Israeli Prime Minister Benjamin Netanyahu said he and US Secretary of State Mike Pompeo would discuss ways to intensify intelligence and operations cooperation between the US and Israel in Syria and elsewhere to block what he called "Iranian aggression" in the region, Reuters has reported.
"We have a lot to discuss. We're going to be discussing our, the intense cooperation between Israel and the United States, which will also deal with the questions following the decision, the American decision, on Syria," Netanyahu said. The talks, the prime minister said, would look at "how to intensify even further our intelligence and operational cooperation in Syria and elsewhere to block Iranian aggression in the Middle East."
Ahead of Tuesday's meeting, Pompeo assured Netanyahu that President Trump's decision on Syria "in no way changes anything that this administration is working on alongside Israel."
"The counter-ISIS* campaign continues, our efforts to counter Iranian aggression continues, and our commitment to Middle East stability and protection of Israel continues in the same way before that decision was made," Pompeo said.
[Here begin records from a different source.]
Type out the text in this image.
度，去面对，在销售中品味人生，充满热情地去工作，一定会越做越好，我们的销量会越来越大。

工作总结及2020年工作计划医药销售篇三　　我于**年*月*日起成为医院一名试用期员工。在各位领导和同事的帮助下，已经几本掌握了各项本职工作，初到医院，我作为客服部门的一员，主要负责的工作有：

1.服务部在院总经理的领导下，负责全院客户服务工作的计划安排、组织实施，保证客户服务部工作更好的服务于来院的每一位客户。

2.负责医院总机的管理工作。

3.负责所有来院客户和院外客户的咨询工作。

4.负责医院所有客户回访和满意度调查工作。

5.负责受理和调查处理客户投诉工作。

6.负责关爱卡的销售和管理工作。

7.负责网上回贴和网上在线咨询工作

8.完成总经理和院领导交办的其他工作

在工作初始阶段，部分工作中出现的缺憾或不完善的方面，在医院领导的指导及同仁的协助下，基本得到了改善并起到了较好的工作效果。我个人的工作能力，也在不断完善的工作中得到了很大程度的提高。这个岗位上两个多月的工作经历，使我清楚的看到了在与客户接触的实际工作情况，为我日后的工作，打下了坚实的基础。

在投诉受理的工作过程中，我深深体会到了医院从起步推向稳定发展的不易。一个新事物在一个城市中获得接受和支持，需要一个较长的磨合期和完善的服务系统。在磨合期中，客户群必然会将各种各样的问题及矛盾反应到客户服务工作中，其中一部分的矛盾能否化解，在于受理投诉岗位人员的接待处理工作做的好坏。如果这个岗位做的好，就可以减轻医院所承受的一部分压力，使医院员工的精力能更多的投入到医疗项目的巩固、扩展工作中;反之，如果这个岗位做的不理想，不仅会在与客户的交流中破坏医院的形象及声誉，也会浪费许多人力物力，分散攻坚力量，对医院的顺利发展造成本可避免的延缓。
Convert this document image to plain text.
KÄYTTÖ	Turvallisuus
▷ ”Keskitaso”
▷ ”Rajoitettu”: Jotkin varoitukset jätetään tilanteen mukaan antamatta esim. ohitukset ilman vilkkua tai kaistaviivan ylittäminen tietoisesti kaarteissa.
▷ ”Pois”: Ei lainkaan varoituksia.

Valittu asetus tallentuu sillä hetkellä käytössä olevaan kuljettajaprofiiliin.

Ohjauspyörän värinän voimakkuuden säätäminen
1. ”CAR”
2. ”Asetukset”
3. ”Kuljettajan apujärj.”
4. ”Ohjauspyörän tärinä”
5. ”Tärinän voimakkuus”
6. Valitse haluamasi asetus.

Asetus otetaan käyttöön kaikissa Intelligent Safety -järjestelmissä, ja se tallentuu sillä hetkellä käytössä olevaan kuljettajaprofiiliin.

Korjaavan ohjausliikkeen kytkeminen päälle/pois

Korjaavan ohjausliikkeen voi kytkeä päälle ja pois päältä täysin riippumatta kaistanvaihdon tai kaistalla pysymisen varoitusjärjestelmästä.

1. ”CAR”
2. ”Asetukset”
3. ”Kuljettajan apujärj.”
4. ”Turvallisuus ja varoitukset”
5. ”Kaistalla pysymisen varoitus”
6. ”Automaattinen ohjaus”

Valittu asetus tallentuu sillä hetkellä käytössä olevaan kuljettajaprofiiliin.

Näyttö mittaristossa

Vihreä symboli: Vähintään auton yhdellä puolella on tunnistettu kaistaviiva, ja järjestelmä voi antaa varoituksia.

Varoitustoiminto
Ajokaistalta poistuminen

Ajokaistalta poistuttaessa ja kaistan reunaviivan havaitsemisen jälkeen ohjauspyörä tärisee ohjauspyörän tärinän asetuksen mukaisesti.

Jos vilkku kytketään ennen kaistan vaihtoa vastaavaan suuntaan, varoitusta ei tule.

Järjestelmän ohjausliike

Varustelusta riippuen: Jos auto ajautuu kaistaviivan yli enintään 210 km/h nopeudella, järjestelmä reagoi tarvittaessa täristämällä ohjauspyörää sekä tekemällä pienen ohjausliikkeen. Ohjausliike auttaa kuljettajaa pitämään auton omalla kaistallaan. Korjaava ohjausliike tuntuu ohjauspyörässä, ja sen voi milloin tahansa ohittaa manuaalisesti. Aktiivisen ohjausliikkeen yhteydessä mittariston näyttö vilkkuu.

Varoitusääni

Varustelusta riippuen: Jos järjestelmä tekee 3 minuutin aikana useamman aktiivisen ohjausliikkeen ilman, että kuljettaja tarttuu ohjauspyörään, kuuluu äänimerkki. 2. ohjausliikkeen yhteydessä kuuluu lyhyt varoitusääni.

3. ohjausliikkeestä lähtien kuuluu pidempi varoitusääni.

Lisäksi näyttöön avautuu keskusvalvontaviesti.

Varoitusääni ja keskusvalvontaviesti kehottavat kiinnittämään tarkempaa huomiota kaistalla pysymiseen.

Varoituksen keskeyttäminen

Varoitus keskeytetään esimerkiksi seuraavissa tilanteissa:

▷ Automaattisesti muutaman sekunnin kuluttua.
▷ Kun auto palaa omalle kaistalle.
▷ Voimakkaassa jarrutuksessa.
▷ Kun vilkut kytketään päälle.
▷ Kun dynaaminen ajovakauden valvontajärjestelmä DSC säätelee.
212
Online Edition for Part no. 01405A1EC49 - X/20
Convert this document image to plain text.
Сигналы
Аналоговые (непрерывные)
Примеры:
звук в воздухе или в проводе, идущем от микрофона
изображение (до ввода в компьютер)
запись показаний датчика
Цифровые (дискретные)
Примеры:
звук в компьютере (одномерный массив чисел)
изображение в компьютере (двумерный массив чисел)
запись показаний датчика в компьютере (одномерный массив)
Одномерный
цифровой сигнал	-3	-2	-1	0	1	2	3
Earlier, Israeli military intelligence chief Tamir Hyman charged Iran with working to increase its clout in Iraq and Syria as a "platform for a force build-up that could also threaten the state of Israel."
On Monday, Trump continued to defend his decision to withdraw American troops from Syria, accusing his critics of hypocrisy and saying that any other US president would have been applauded as a "national hero" for the decision.
The US military presently illegally occupies a strip of territory in southern Syria near the Jordanian border, and has deployed troops in the country's northeastern, governed by the majority Kurdish Syrian Democratic Forces militia. Damascus and its allies have condemned the US presence in Syria as "illegal," while Washington's Turkish allies have criticized the US for cooperating with the Kurdish militias, whom Ankara classifies as terrorists.
*aka Daesh, a terrorist group outlawed in Russia and many other countries.